I find a problem:
Minimize $c^tx$ subject to $x^tAx=1$, where $A$ is a positive semidefinite symmetric matrix.
But the question obligates to use KKT but I am trying to apply simple Lagrange multiplier solution but cannot cope with it.
Is that question solvable via Lagrange Multiplier or this method is only available for linear equality constraints?
If $A$ is a positive definite matrix then you can use usual Lagrangian methods but if $A$ is only positive semi-definite matrix then you have some constraint on the $x_s$ that is missing from your original question. For example, if $A=\left(\begin{array}{cc}0 & 0 \\0 & 1\end{array}\right)$ and $c=(-1,2)$ then there is no bounded solution. The "solution" in this example is $x_1=-\infty$ and $x_2=1$.
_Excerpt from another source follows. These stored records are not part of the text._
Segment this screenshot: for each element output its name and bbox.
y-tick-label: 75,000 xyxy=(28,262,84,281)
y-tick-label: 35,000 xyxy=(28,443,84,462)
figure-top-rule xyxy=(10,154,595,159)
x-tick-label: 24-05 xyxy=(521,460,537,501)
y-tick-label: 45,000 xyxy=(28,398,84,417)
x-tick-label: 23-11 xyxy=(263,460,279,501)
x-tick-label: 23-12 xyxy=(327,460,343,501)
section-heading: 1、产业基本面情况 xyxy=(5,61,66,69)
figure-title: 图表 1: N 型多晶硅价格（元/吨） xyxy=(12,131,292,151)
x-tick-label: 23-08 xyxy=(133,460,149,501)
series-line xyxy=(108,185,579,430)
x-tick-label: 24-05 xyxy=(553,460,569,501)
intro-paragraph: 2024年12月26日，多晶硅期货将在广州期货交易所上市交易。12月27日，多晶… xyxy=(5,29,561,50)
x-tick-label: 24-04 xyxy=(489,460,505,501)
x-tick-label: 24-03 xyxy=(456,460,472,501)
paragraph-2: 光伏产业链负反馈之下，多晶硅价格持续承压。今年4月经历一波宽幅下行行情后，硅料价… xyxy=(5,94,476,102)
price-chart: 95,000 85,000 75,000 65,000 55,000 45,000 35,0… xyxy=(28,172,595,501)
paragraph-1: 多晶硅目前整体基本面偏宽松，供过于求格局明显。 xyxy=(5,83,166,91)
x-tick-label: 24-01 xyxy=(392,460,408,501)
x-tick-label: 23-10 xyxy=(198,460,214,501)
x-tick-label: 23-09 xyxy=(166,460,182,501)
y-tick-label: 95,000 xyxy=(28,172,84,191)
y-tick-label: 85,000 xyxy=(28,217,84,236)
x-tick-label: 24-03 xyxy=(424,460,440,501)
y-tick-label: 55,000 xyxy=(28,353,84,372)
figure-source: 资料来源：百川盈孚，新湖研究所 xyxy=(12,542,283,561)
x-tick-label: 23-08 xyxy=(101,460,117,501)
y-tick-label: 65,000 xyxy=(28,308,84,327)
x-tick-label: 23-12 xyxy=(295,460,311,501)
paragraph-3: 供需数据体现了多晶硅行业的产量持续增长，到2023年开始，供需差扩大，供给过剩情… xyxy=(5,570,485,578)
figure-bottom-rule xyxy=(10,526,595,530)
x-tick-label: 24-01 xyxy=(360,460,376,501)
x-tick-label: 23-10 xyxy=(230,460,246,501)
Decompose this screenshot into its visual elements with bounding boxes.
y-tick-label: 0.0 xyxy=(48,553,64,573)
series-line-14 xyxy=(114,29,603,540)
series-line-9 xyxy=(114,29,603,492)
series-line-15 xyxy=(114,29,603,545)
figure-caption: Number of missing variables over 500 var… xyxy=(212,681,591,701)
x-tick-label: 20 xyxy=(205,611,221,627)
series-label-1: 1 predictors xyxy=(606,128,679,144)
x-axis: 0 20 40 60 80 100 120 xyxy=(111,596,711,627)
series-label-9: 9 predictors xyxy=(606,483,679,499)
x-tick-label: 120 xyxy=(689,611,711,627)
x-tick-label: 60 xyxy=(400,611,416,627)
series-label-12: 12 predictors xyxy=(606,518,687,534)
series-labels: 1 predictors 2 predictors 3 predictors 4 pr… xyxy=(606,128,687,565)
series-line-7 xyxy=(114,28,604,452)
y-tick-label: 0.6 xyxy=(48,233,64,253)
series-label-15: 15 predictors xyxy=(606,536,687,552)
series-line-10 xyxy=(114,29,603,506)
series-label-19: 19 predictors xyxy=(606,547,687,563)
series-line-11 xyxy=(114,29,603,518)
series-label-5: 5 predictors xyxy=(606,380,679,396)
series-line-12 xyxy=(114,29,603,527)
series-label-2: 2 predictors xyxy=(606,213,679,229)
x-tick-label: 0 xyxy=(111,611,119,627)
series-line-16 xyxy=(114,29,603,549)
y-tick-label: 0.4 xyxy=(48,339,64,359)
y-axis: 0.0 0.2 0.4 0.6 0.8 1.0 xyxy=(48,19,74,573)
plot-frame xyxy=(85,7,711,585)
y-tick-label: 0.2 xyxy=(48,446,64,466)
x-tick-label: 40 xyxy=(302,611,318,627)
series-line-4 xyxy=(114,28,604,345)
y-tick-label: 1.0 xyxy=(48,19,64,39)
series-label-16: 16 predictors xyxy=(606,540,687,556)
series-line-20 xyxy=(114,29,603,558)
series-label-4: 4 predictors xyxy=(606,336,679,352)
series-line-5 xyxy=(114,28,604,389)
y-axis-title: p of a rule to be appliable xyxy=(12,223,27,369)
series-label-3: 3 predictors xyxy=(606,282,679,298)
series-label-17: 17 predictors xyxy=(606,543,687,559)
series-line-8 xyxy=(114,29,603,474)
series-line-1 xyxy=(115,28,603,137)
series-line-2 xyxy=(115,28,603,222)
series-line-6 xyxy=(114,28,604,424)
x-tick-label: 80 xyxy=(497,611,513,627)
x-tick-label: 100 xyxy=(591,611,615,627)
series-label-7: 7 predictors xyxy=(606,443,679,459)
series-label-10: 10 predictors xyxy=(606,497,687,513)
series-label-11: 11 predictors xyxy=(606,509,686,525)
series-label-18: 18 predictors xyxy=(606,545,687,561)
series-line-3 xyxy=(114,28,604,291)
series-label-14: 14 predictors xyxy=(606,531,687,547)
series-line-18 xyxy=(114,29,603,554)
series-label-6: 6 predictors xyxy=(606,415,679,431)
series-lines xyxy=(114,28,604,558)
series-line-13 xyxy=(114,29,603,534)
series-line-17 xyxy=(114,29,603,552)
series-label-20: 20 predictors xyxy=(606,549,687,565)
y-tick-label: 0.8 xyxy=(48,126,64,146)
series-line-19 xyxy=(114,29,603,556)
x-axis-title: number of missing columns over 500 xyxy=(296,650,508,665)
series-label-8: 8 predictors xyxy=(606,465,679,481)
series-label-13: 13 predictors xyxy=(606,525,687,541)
In what follows I assume $A$ is a positive definite matrix.
The first-order condition for the optimization problem give us:
$$c - \lambda\,\left(A^t+A\right)x=0 \Rightarrow x=\dfrac{\left(A^t+A\right)^{-1}c}{\lambda}\Rightarrow x^tAx=\dfrac{c^t \left(\left(A^t+A\right)^{-1}\right)^tA\left(A^t+A\right)^{-1}c}{\lambda^2}=\dfrac{c^t \left(A^t+A\right)^{-1}A\left(A^t+A\right)^{-1}c}{\lambda^2}=1$$ where $\left(A^t+A\right)^{-1}$ is the inverse matrix of $\left(A^t+A\right)$ (notice that the existence of $\left(A^t+A\right)^{-1}$ is not guaranteed if $A$ were to be only semi definite). So $\lambda=\sqrt{c^t \left(A^t+A\right)^{-1}A\left(A^t+A\right)^{-1}c}$ and we finally get: $$ \boxed{x=\dfrac{\left(A^t+A\right)^{-1}c}{\sqrt{c^t \left(A^t+A\right)^{-1}A\left(A^t+A\right)^{-1}c}}}.$$
Suggestion: don't get intimidated with vector calculus. It always helps to do simpler versions of the problem in $\mathbb{R}^2$ to check you are on the right track.
Side work: $\nabla_x\left( c^t x\right) = c$ so $\nabla_x\left( y^tAx\right)= A^t y$ and $\nabla_y\left( y^tAx\right)= Ax$.